Colleen ignored him as she would a nasty smell. Her story unspooled against the chicken scratch of Jeffers’s pen. “Bitsy was a lovely person, beautiful inside and out. When she went missing, the press infested the Grainger’s Sutton Place neighborhood. They skulked in the bushes. Rooted through the garbage. One reporter posed as a gas company repairman to get into the house. Another tried to bribe their housekeeper. Bitsy’s husband finally went into hiding to escape them. They had no boundaries, no decency. They acted as if everything was fair game.”

 

“All due respect,” Jeffers said, “everything is fair game. Sure I don’t have to remind you about the public’s right to know.”

 

“And I’m sure I don’t have to remind you of your right to remain silent,” L. C. said. “So remain the hell silent, will you?
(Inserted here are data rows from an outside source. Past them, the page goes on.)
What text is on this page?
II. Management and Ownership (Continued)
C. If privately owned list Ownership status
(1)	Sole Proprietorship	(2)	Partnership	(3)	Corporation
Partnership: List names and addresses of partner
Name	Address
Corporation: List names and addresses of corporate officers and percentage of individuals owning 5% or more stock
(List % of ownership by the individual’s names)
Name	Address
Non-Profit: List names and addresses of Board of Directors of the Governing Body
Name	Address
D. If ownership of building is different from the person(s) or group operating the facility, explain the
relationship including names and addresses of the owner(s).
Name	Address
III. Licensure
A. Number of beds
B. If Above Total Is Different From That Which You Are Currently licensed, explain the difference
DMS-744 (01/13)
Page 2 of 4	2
Now, go on, Colleen, my dear. You were saying.”

 

“I couldn’t get my mind around it. How could a bright, talented young woman with everything to live for simply vanish? It defies expectation, logic, even the laws of physics.

 

“I met Bitsy two years before it happened. My husband, James, was a resident at New York Hospital, working impossible hours. We were living on a shoestring in a tiny apartment on Fifty-Fifth and First. I’d always dreamt of becoming a writer, but at that point, I doubted it would ever come true. Whatever I sent out came back with one of those form rejection letters. Every publisher used different words, but the message was always the same: Dear Contributor, Thanks for letting us have a look at your precious baby. Unfortunately, we find him homely and unacceptable, so we’re sending him back wrinkled and covered in coffee stains.

 

“Our real baby, Sam, was only a few months old, and the poor thing had miserable colic. He slept fitfully and screamed blue murder when I tried to set him down. He was happiest outdoors; so I’d take him out first thing in the morning in one of those baby carriers you strap on. We’d walk for hours, miles and miles.